Putting your platform on a diet
What's the problem
Platforms start out well, giving the necessary things, called thinnest viable platform. Over time, they evolve with more tools and become problematic. Every new addition can move the platform from helpful to hindrance.
Where does bloat occur? This can happen in tools, but in processes as well. Both the tools for the developers and the tools for the platform engineers.
What are signs of bloat
-
Constant support requests to platform team. When the same type of support questions come back, this might be a sign of bloat. It is either not clear enough, poorly documented or the platform has a large amount of cognitive overhead. This is a sign that the platform has too many choices and no clear default for your users.
-
Slow onboarding fr new engineers. This is a sign that the golden path is not clear or brittle. Maybe the documentation has grown, but not in a coherent manner. Is the platform adding more friction or reducing it? If you have to clone 3 repositories and install 4 CLI's before committing, this is your sign.
-
Teams are bypassing or working around the platform. This is a sign that the platform is seen as slow or outdated. Some of these reasons may come from a sign of distrust.
-
Multiple tools are trying to solve the same problem. The lack of governance and an opinionated default lead to choice paralysis. The users have too many options and this leads to confusion.
-
New feature are not being adopted by teams. This is an indication that the roadmap is not what the teams need. The dead weight you are accumulating is not worth the effort.
Platform bloat is not about the amount of code and tooling you accumulate. It's also the amount of friction you create for users.
Where does it come from
There's a natural evolution of platforms. This is a chain of decisions by different teams across different eras. Ownership gets lost of time. A good system for recording decisions is important, ADRs can be very helpful. Another source of bloat is good intentions that never are revisited, consisting of one-off fixes or specific solutions. Everybody has a desire to make an available and reliable platform, but do you really need five nines?? When you build for things you do not actually need, you end up with over architecting and engineering. The dilemma of building it yourself or picking something off the shelf still exists. If you set up your own Kubernetes cluster, there is the option of using cloud provider options or rolling it yourself. This choice adds bloat, if you pick the wrong one lol. You want to focus on the core 80% of the requirements, you don't have to cater for everybody. Unproper roadmap planning and lack of feedback leads to bloat. A key thing in this is end of life and sunsetting decisions, you don't have to keep providing extra options forever.
Tips for keeping the platform lean
- Mindset and vision: learn the platform as a product mindset, know the target audience and boundaries.

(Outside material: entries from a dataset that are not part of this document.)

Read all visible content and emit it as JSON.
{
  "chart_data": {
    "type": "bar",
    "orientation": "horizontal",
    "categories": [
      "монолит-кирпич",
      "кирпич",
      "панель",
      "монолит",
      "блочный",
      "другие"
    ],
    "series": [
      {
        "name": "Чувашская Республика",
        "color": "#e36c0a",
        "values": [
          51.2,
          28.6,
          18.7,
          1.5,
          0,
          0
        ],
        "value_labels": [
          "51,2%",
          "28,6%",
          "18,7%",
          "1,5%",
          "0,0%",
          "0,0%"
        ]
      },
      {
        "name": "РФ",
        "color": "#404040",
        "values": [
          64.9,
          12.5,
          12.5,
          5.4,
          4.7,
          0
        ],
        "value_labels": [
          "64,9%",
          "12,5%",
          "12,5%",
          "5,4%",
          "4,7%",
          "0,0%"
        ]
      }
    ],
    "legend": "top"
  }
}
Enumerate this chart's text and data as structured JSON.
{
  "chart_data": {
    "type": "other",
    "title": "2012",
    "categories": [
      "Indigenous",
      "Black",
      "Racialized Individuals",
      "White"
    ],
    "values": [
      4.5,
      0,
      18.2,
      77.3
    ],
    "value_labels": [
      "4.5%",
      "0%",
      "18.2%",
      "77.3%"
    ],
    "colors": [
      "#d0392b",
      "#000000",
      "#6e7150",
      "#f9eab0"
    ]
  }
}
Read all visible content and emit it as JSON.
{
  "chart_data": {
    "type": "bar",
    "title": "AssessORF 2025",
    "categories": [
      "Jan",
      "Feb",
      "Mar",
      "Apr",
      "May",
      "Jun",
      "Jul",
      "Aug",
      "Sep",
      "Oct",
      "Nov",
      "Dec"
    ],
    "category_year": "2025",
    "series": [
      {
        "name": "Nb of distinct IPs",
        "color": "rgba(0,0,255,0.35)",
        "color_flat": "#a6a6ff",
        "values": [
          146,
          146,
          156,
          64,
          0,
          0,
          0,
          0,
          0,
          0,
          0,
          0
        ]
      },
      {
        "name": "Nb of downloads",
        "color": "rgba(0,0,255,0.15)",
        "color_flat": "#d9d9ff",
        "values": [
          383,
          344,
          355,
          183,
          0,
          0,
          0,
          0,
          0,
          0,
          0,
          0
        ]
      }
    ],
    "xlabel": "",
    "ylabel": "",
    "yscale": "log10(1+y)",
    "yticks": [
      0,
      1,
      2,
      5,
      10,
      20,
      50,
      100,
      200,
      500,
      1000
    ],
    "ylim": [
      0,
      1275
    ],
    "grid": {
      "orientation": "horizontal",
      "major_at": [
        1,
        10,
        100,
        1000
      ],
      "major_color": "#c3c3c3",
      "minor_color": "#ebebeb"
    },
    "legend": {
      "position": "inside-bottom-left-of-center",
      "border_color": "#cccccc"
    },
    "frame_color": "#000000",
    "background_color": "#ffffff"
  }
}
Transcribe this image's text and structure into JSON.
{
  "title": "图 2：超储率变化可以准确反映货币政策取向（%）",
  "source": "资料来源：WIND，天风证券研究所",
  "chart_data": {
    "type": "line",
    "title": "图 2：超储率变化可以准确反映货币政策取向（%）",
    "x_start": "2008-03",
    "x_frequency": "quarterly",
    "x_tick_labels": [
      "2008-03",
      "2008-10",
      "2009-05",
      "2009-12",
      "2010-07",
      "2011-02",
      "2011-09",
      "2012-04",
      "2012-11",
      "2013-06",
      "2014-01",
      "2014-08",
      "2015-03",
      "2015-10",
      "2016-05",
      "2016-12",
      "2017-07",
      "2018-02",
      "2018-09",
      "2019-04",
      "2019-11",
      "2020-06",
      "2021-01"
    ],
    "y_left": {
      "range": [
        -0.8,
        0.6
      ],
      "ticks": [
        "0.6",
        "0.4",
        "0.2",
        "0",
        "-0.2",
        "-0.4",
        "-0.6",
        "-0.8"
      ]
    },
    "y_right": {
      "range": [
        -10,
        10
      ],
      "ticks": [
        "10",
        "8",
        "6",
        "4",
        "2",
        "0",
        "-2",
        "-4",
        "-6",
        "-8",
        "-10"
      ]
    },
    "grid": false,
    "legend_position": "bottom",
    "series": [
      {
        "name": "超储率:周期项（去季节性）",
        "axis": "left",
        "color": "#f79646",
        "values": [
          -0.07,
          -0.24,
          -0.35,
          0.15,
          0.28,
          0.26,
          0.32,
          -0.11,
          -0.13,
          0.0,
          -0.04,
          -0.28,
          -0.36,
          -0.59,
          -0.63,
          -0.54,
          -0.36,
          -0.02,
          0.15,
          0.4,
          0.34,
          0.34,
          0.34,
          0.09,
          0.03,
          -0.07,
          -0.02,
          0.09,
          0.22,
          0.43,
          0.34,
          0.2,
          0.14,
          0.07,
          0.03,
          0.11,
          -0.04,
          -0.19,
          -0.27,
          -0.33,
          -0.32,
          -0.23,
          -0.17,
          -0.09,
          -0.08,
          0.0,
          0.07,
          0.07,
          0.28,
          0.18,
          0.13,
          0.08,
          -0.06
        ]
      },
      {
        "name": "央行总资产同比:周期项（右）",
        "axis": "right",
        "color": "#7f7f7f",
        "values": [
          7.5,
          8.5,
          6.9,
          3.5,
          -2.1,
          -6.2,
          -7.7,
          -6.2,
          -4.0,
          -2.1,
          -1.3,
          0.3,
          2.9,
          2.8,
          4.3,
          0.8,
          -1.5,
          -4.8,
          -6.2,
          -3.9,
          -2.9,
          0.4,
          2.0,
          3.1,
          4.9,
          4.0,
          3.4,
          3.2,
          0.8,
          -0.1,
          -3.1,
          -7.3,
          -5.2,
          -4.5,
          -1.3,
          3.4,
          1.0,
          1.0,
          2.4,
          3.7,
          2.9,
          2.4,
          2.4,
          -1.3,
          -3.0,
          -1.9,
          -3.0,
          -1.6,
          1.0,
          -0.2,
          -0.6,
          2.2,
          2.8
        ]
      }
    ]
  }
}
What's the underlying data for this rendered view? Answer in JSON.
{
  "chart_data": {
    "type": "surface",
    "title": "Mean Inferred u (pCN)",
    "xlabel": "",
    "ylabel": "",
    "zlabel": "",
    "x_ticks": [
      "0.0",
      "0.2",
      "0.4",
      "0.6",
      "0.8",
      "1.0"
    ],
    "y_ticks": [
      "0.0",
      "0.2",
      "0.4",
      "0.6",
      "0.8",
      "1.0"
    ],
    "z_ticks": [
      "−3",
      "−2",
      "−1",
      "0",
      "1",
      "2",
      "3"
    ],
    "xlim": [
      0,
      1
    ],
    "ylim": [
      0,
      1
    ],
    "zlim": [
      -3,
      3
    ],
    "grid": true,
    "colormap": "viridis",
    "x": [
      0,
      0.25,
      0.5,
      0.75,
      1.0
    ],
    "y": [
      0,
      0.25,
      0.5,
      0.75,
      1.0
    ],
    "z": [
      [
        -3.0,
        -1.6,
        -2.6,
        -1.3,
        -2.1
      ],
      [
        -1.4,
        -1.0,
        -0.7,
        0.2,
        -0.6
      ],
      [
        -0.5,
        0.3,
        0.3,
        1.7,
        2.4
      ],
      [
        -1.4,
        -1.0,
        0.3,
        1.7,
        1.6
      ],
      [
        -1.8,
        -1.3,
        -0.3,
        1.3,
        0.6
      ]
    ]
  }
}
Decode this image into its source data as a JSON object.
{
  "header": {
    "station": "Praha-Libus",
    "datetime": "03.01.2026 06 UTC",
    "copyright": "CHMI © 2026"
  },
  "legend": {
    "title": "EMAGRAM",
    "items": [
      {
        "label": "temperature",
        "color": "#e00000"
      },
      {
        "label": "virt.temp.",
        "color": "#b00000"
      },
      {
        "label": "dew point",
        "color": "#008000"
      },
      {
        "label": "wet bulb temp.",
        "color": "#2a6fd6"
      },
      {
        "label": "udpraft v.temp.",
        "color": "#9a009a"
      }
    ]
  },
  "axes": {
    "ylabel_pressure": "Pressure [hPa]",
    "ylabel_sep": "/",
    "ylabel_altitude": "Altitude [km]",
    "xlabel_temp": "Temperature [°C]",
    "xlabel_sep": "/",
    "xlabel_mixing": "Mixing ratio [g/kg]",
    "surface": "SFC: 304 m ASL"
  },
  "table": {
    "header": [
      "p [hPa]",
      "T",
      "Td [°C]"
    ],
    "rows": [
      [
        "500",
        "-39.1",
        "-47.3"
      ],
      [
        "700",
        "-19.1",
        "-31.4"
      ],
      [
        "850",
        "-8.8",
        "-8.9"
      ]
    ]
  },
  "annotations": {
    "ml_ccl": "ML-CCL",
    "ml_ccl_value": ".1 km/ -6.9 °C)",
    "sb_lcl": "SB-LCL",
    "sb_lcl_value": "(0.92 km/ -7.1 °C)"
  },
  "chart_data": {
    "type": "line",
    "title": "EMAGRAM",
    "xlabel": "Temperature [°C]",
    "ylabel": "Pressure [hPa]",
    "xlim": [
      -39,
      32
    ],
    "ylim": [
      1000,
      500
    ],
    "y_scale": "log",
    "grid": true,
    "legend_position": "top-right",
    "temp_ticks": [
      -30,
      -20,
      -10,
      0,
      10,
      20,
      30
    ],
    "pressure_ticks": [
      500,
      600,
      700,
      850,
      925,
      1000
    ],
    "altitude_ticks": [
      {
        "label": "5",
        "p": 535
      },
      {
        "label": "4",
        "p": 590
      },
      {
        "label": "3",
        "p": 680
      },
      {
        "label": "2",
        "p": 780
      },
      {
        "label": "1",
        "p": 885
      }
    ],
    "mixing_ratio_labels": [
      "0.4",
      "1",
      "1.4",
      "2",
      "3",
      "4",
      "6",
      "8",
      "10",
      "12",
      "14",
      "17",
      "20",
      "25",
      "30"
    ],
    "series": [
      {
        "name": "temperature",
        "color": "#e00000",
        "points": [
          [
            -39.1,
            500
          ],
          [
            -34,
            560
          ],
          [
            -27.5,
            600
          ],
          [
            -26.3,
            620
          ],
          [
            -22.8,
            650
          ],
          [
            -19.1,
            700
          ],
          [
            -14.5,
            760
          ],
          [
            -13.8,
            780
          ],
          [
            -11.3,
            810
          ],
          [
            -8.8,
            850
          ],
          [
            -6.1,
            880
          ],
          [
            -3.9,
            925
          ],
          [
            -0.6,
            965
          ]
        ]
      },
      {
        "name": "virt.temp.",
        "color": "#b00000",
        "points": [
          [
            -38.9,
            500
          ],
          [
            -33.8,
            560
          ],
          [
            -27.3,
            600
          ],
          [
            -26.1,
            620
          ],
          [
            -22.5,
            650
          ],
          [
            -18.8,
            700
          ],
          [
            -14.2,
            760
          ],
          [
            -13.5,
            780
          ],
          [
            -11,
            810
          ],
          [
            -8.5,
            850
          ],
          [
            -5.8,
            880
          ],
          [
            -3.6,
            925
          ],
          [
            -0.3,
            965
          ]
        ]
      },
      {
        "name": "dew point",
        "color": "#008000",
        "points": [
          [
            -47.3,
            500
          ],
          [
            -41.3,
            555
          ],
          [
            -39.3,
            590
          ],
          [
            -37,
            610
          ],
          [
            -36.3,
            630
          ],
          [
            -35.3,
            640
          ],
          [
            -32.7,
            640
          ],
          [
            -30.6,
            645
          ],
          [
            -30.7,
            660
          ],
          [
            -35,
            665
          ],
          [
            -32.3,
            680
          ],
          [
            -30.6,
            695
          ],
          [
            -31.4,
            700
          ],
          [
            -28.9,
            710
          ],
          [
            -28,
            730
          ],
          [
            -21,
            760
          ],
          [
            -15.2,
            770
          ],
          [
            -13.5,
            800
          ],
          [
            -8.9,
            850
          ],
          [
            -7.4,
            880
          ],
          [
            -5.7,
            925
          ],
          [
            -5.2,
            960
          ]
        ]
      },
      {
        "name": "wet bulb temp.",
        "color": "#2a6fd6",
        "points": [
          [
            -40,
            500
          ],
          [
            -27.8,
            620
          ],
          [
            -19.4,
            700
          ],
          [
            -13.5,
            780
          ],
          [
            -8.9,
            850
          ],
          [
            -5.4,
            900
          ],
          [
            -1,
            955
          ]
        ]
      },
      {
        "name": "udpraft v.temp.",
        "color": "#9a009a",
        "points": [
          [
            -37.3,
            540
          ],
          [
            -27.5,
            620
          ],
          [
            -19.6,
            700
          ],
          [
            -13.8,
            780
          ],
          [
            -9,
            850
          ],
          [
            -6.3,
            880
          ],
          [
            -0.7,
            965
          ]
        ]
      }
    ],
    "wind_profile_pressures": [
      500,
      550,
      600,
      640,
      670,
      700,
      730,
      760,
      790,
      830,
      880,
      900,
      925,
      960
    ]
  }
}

When requirements come in, do they align with the vision?
- Planning is important: make sure you have a clear roadmap. Which features are coming up and which features are going away? Don't build for everybody, maybe 20% of the audience can build their own thing.
- Archictect for evolution: build in a modular fashion, this allows you to swap out components.
- Track your decisions!
Tips for making the platform clean
- Reduce the support surface: be clear which features you want to support.
- Shift away from DIY solutions to some commodity services: you don't have to write custom logging solutions.